One thing I'm wondering is do we want to alert add-on authors that we are flagging their add-ons when they first upload?  There are a lot of "flag" cases in the spec but they are flags for a reason - they might not be a problem.  I was thinking of putting a warning on the "success" mockup if something triggered a flag but thought it might cause more harm than good:
- It would have to be very carefully worded to avoid confusion
- It still looks like an error and there might not be anything wrong with it
- What can an author do at that point?  The system has already created their add-on.  If they want to fix it they'd have to upload a new version?  ugh.  I guess we could prompt them "Do you want to continue despite the warning?" but that leads back to confusion.  Anyway, open to ideas.

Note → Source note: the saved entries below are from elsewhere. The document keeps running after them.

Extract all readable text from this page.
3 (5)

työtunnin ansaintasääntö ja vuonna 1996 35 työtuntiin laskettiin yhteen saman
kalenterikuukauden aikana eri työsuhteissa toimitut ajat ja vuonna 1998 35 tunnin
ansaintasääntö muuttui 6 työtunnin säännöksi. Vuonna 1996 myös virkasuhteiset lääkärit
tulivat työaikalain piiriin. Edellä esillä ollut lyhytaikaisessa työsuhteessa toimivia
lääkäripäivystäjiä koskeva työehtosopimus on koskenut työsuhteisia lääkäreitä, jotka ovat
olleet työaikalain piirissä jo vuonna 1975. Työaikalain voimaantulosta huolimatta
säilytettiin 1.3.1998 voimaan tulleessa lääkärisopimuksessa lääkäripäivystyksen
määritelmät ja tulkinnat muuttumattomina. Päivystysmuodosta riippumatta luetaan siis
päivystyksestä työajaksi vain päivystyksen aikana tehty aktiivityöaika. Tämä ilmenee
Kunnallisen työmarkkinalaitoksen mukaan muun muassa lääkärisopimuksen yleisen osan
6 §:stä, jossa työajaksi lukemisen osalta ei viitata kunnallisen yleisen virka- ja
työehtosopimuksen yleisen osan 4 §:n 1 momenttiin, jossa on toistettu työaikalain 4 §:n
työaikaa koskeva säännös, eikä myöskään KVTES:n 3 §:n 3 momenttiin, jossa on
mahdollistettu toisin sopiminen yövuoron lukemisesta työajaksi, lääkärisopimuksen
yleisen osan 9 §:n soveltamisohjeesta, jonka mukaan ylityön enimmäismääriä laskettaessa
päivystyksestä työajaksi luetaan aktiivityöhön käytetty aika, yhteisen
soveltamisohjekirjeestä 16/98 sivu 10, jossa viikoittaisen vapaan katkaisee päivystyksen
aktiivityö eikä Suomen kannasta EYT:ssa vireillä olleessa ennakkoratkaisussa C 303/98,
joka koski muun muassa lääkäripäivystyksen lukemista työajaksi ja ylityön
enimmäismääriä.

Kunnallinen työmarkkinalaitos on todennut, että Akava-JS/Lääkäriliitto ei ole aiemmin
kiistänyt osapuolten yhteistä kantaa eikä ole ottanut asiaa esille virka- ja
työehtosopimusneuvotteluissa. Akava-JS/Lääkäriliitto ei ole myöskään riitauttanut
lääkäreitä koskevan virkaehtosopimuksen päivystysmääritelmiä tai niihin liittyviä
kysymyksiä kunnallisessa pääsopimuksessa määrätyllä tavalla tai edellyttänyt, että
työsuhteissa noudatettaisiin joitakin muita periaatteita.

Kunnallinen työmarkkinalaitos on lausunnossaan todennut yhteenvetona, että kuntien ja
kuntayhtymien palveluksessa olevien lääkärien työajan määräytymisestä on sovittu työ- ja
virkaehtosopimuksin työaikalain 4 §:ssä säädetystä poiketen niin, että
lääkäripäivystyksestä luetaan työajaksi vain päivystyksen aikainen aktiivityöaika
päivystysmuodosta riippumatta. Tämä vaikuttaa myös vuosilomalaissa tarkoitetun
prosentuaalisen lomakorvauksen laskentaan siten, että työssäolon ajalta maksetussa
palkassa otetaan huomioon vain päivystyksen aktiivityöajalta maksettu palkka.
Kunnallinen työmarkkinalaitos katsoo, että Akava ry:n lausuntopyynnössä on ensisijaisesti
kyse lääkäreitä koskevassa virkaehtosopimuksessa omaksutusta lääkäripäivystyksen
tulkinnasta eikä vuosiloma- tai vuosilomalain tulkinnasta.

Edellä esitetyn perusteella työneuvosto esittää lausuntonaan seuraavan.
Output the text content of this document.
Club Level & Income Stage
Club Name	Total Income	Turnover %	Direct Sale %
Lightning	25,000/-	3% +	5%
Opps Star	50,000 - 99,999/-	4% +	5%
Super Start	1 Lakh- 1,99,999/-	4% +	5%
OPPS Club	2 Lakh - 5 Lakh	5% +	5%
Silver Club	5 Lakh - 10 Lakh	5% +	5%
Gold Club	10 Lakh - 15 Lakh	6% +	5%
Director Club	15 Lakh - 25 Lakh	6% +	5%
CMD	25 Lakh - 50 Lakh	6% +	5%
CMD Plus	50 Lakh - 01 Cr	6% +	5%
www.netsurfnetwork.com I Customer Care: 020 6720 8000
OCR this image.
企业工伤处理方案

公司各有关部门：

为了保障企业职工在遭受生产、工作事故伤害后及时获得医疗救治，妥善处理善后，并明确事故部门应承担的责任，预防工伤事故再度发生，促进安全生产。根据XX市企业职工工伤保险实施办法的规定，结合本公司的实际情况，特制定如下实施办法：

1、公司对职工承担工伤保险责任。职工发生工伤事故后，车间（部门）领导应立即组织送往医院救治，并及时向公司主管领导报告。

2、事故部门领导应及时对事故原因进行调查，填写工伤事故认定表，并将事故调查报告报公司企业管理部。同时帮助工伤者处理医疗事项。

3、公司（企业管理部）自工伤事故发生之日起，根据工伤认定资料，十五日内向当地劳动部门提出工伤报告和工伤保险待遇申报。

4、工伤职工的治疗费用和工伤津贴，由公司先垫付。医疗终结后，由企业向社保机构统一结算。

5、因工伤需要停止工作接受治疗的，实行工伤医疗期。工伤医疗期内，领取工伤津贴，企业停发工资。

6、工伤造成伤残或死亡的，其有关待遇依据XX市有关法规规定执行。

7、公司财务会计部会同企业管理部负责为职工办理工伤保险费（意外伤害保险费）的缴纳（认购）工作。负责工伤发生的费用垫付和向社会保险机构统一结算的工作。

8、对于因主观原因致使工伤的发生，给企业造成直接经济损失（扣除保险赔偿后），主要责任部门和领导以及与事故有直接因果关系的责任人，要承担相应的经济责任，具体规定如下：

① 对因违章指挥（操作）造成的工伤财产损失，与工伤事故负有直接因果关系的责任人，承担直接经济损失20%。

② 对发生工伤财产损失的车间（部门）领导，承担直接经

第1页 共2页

Requesting feedback on all of it.  Thanks.
Priority: -- → P1
Target Milestone: 5.0.4 → 5.0.7
I've been thinking about whether it is a good idea to alert authors at upload time, or to make it a separate process that they run whenever they want. The nice thing about showing problems at upload time is that people will see the results and are given a chance to correct them. As opposed to optional, which people tend to ignore (many nominated extensions still get denied because of lack of user reviews, even though we mention it. And it's next to a bright yellow asterisk). However, I'm hopeful that people who want a quick review will go through the added effort.

I guess this really depends on implementation. For doing simple regex, you can end up with tons of false-positives, and this could just confuse people into fixing flags that really aren't problems at all. But the spec looks good at reducing the number of these.

I'm for showing flags as a separate process. Regardless of whether you show flags at upload time or not, the entire tool needs to be carefully worded.
Target Milestone: 5.0.7 → 5.0.8
Blocks: 441854
Blocks: 441852
Blocks: 444136
Assignee: clouserw → rjbuild1088
Blocks: 502267
Bumping to 5.0.9.  This is coming along fine and I expect we'll resolve it in the next milestone.
Target Milestone: 5.0.8 → 5.0.9
Based on the completion of bug 498679, this bug is now resolved.  Automatic testing on upload will land in 5.0.9 next week.  If anyone sees a reason to re-open this, feel free to do so.
Status: NEW → RESOLVED
Closed: 15 years ago
Resolution: --- → FIXED
Verified FIXED; I've seen theme and add-on-specifc tests run on preview.